Safety upgrades included a further 12 km of Armco barrier completing the circuit's perimeter, and widening of the Esses and Tertre Rouge corners. The entry ran to 57 starters from 62 accepted β€” the absence of Ford and Alpine was notable β€” with almost a third of the grid made up of the two headline competitors, Porsche and Ferrari.

Porsche arrived having fixed the 917's stability problems from 1969. Working with John Wyer and his Gulf-J.W. Automotive Engineering team as the official works partner, engineer John Horsmann developed the short-tail 917K (kurzheck), which offered better stability than the spectacular long-tail 917L (langheck). Nine 917s were entered in total across JWAE, Porsche Salzburg (run by Louise PiΓ«ch, sister of Ferry Porsche), and the Martini Racing team. Ferrari countered with eleven 512S entries β€” a freshly homologated Group 5 car based on the 612 Can-Am machine, fitted with a 5.0-litre V12 producing around 550 bhp. Eight 512s ran in long-tail (coda lunga) configuration.

The long-tail Porsches dominated qualifying. Vic Elford set the fastest lap of 3:19.8 in the Porsche Salzburg 917L to claim pole position, fractionally quicker than Nino Vaccarella's Ferrari. The Wyer Porsches of Jo Siffert and Pedro Rodriguez qualified third and fifth. Hermann and Attwood's third Salzburg 917K started from 15th after brake difficulties.

The race started at 4pm, with guest starter Dr Ferry Porsche marking the marque's 20th Le Mans. The opening laps saw Elford, Siffert, and Rodriguez quickly establish themselves at the front. Rain arrived at 5:30pm and lasted through the night, transforming the race. Vaccarella's Ferrari retired after just seven laps with a broken crankshaft. Pedro Rodriguez's JWAE Porsche stopped at Arnage with cooling fan failure after only 23 laps. In a single rain-induced accident at Maison Blanche, four Ferrari 512s were eliminated simultaneously when Clay Regazzoni and Mike Parkes struck Reine Wisell's stalled car and were themselves hit by Sam Posey; Derek Bell's engine failed on the same lap from excessive downshifting. Parkes suffered minor burns.

Siffert and Elford traded the lead through the night. All three Matras retired with leaking piston rings within ten laps of each other, ending the French prototype challenge within four hours.

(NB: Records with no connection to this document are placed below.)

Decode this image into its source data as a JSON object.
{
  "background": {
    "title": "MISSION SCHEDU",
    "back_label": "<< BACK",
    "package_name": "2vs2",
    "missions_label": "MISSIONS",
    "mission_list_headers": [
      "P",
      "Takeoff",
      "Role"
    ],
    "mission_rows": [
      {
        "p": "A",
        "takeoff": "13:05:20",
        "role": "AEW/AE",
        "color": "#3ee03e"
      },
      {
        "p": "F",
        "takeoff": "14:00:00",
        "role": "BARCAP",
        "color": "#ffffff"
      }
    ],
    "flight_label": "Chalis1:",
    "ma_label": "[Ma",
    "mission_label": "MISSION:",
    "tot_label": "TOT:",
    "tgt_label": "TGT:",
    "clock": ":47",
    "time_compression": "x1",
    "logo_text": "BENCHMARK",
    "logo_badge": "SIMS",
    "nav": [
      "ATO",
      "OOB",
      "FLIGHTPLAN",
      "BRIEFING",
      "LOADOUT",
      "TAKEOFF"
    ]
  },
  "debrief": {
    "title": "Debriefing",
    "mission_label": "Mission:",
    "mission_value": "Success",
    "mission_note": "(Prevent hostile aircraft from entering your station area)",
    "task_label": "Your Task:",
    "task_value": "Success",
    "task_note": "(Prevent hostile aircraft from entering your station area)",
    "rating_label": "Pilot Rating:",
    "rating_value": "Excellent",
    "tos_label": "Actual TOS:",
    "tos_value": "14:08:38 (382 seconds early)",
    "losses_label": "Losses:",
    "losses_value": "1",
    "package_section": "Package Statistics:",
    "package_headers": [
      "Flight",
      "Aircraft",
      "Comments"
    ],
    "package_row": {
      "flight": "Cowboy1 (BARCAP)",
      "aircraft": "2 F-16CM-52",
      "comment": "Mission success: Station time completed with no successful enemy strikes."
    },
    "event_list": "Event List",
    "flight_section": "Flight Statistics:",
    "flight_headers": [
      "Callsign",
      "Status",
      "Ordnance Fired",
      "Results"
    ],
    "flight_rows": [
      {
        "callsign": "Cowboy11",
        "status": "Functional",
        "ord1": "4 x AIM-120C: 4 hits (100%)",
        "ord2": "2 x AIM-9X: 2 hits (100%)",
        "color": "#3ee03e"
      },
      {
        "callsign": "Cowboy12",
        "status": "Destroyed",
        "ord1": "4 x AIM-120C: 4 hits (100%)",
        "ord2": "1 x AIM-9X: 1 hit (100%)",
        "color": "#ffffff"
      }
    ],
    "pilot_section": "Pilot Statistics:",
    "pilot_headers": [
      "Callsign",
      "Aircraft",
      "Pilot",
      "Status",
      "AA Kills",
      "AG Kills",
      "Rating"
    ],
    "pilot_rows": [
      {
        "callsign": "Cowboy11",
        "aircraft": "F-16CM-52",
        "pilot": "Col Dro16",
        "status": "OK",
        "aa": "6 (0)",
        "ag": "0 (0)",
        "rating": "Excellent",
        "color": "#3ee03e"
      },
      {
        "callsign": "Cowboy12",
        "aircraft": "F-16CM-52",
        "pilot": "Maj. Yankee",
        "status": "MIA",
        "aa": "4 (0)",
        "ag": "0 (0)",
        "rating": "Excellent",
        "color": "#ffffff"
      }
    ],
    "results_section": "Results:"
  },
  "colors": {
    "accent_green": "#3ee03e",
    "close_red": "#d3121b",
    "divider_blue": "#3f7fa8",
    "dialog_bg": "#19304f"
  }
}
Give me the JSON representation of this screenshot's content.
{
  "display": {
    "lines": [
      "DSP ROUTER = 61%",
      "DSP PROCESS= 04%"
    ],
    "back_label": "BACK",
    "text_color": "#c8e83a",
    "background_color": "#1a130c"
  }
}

Jacky Ickx staged an impressive charge through the rain in the works Ferrari, climbing to second place by midnight. At 1:45am Ickx's run ended when rear brake failure sent him into a sandbank at the Ford Chicane; the car burst into flame, killing track marshal Jacques Argoud. Siffert's commanding lead evaporated when he missed a gear change while lapping backmarkers, breaking the engine. At half-distance the lead had passed to the Herrmann/Attwood Salzburg 917K, which had been running consistently from its 15th grid position.

Dawn brought a storm. By 6am Porsche held the top four positions: Herrmann/Attwood leading, Elford/Ahrens second, the Martini 908 of Lins/Marko third, and Larrousse/Kauhsen's Martini longtail fourth. Elford retired with engine problems at 8:30am. By midday, and with the track drying, Larrousse/Kauhsen moved up to second but could not close the five-lap deficit to the leaders. Only seven cars were classified as finishers. Herrmann and Attwood took the victory in a race veteran's most poignant triumph: Herrmann, competing at Le Mans for the 14th time, had lost the 1969 race by the narrowest of margins. Porsche swept all three class awards and every class win. The overall result cemented Porsche's dominance in the 1970 Championship for Makes.

The 1970 race provided the backdrop for the Steve McQueen film Le Mans. Solar Productions β€” McQueen's company β€” entered a Porsche 908-022 fitted with cameras, crewed by Herbert Linge and Jonathan Williams. A proposed entry for McQueen himself and reigning F1 champion Jackie Stewart was not accepted by the ACO. Some race footage from the camera car appeared in the final film, though much of the on-board material proved technically unusable.